Tuesday, September 13, 2022

Wednesday, July 13, 1922. The Straw Hat Riot

Men wearing boaters, Times Square, July 1921.

The Straw Hat Riot broke out in New York City when youths in Manhattan began removing and stomping on straw hats worn by factory workers in the area.  This developed into a brawl when they tried to do the same with longshoremen, which was phenomenally stupid on their part.  By that evening, the matter was a full-blown riot that would go on for eight days.


In an era in which hat wearing was considered necessary for men, this was a fairly serious matter. September 15 was the unofficial cutoff date in society for the cessation of the wearing of straw hats, after which men switched to felt hats.  The tradition of destroying straw hats had actually begun with stockbrokers who would good naturedly destroy colleagues straw boaters for violating the unwritten date, which itself moved.  It had once been September 11.



Boaters (sometimes called sailors) were by far the most popular urban summertime straw hat.  The type had acquired that name as sailors did in fact wear them at one time, in a version that had a somewhat larger volume in the crown.  They were so popular, however, that they saw use far outside of what we'd expect.  For instance, many of Custer's men at Little Big Horn were actually wearing boaters, rather than their issue felt hat, as they had just purchased them from a vendor on the Yellowstone.
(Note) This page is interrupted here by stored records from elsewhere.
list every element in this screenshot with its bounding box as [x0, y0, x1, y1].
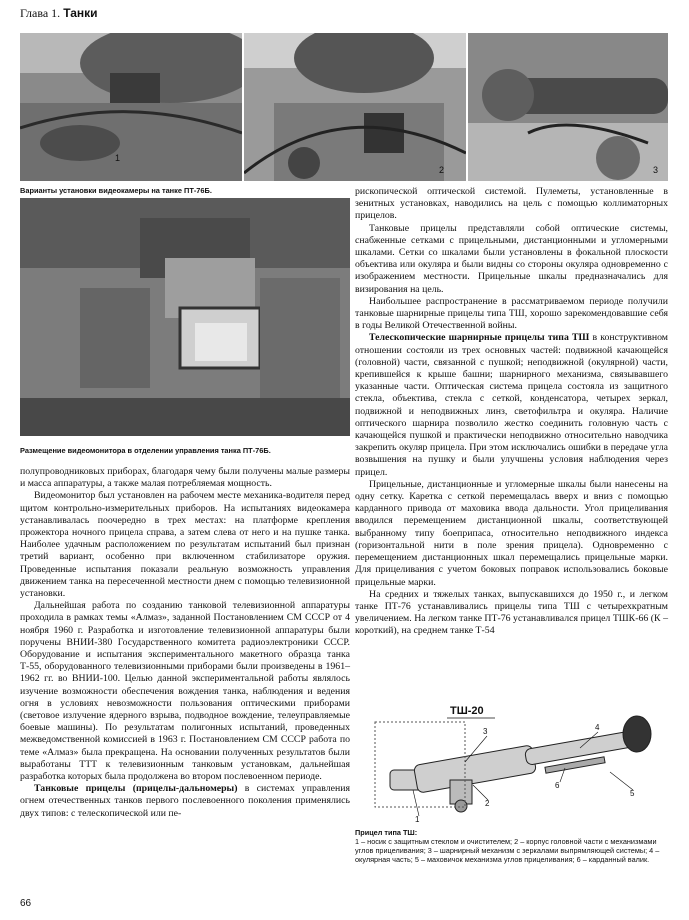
camera-photo-3: [468, 33, 668, 181]
diagram-caption: [355, 828, 668, 864]
photo-label-1: 1: [115, 153, 121, 163]
photo-label-2: 2: [439, 165, 445, 175]
paragraph: Прицельные, дистанционные и угломерные шкалы были нанесены на одну сетку. Каретка с сеткой перемещалась вверх и вниз с помощью карданного привода от маховика ввода дальности. Угол прицеливания вводился перемещением дистанционной шкалы, соответствующей выбранному типу боеприпаса, относительно неподвижного индекса (горизонтальной нити в поле зрения прицела). Одновременно с перемещением дистанционных шкал перемещались прицельные марки. Для прицеливания с учетом боковых поправок использовались боковые прицельные марки.: [355, 478, 668, 588]
paragraph: Танковые прицелы (прицелы-дальномеры) в системах управления огнем отечественных танков первого послевоенного поколения применялись двух типов: с телескопической или пе-: [20, 783, 351, 819]
right-column-text: [355, 186, 668, 638]
photo-label-3: 3: [653, 165, 659, 175]
running-header: [20, 6, 98, 21]
middle-figure-caption: Размещение видеомонитора в отделении управления танка ПТ-76Б.: [20, 446, 271, 455]
top-figure-caption: Варианты установки видеокамеры на танке ПТ-76Б.: [20, 186, 212, 195]
sight-diagram: [355, 700, 668, 825]
page-number: 66: [20, 898, 32, 909]
left-column-text: [20, 466, 350, 820]
diagram-caption-title: Прицел типа ТШ:: [355, 828, 418, 837]
paragraph: полупроводниковых приборах, благодаря чему были получены малые размеры и масса аппаратуры, а также малая потребляемая мощность.: [20, 466, 350, 490]
paragraph: Видеомонитор был установлен на рабочем месте механика-водителя перед щитом контрольно-измерительных приборов. На испытаниях видеокамера устанавливалась поочередно в трех местах: на платформе крепления прожектора ночного прицела справа, а затем слева от него и на пушке танка. Наиболее удачным расположением по результатам испытаний был признан третий вариант, особенно при включенном стабилизаторе оружия. Проведенные испытания показали реальную возможность управления движением танка на пересеченной местности днем с помощью телевизионной установки.: [20, 490, 350, 600]
paragraph: Дальнейшая работа по созданию танковой телевизионной аппаратуры проходила в рамках темы «Алмаз», заданной Постановлением СМ СССР от 4 ноября 1960 г. Разработка и изготовление телевизионной аппаратуры были поручены ВНИИ-380 Государственного комитета радиоэлектроники СССР. Оборудование и испытания экспериментального макетного образца танка Т-55, оборудованного телевизионными приборами были произведены в 1961–1962 гг. во ВНИИ-100. Целью данной экспериментальной работы являлось изучение возможности обеспечения вождения танка, наблюдения и ведения огня в условиях невозможности пользования оптическими приборами (световое излучение ядерного взрыва, подводное вождение, телеуправляемые боевые машины). По результатам полигонных испытаний, проведенных межведомственной комиссией в 1963 г. Постановлением СМ СССР работа по теме «Алмаз» была прекращена. На основании полученных результатов были выработаны ТТТ к телевизионным танковым установкам, дальнейшая разработка которых была продолжена во втором послевоенном периоде.: [20, 600, 350, 783]
paragraph: Наибольшее распространение в рассматриваемом периоде получили танковые шарнирные прицелы типа ТШ, хорошо зарекомендовавшие себя в годы Великой Отечественной войны.: [355, 295, 668, 332]
bold-lead: Телескопические шарнирные прицелы типа ТШ: [369, 332, 590, 344]
section-label: Танки: [63, 6, 98, 20]
paragraph: На средних и тяжелых танках, выпускавшихся до 1950 г., и легком танке ПТ-76 устанавливались прицелы типа ТШ с четырехкратным увеличением. На легком танке ПТ-76 устанавливался прицел ТШК-66 (К – короткий), на среднем танке Т-54: [355, 588, 668, 637]
diagram-caption-body: 1 – носик с защитным стеклом и очистителем; 2 – корпус головной части с механизмами углов прицеливания; 3 – шарнирный механизм с зеркалами выпрямляющей системы; 4 – окулярная часть; 5 – маховичок механизма углов прицеливания; 6 – карданный валик.: [355, 837, 660, 864]
diagram-label-6: 6: [555, 781, 560, 790]
chapter-label: Глава 1.: [20, 6, 61, 20]
diagram-label-3: 3: [483, 727, 488, 736]
diagram-label-4: 4: [595, 723, 600, 732]
camera-photo-1: [20, 33, 242, 181]
diagram-label-1: 1: [415, 815, 420, 824]
camera-photo-2: [244, 33, 466, 181]
diagram-label-2: 2: [485, 799, 490, 808]
diagram-title: ТШ-20: [450, 705, 484, 717]
paragraph: рископической оптической системой. Пулеметы, установленные в зенитных установках, наводились на цель с помощью коллиматорных прицелов.: [355, 186, 668, 222]
bold-lead: Танковые прицелы (прицелы-дальномеры): [34, 783, 238, 795]
monitor-photo: [20, 198, 350, 436]
diagram-label-5: 5: [630, 789, 635, 798]
paragraph: Танковые прицелы представляли собой оптические системы, снабженные сетками с прицельными, дистанционными и угломерными шкалами. Сетки со шкалами были установлены в фокальной плоскости объектива или окуляра и были видны со стороны окуляра одновременно с изображением местности. Прицельные шкалы предназначались для визирования на цель.: [355, 222, 668, 295]
paragraph: Телескопические шарнирные прицелы типа ТШ в конструктивном отношении состояли из трех основных частей: подвижной качающейся (головной) части, связанной с пушкой; неподвижной (окулярной) части, крепившейся к крыше башни; шарнирного механизма, связывавшего указанные части. Оптическая система прицела состояла из защитного стекла, объектива, стекла с сеткой, конденсатора, четырех зеркал, подвижной и неподвижных линз, светофильтра и окуляра. Наличие оптического шарнира позволило жестко соединить головную часть с качающейся пушкой и практически неподвижно относительно наводчика закрепить окуляр прицела. При этом исключались ошибки в передаче угла возвышения на пушку и были улучшены условия наблюдения через прицел.: [355, 332, 668, 478]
Contrary to common recollection, they remained in fairly widespread use up into the 1950s, when they started to suffer the same decline, but more steeply, than other men's hats.

Boaters weren't the only straw hat in urban use, of course.  Panama Hats also saw use at this time, but much less.  Indeed, early on wearing a Panama Hat had been regarded as improper.

More on hats and standards of dress appears here:

Caps, Hats, Fashion and Perceptions of Decency and being Dressed.

The USGS crew put in for lunch at Church Rock.


Putting in for lunch at Church Rock.
 

Turkish troops set fire to the Basmane neighborhood of Smyrna resulting in the deaths of 10,000 people in the wind fanned conflagration.

An agreement was reached on the nationwide US railroad strike.

France and Poland entered into a ten-year self-defense pact.

Pershing was photographed on his birthday.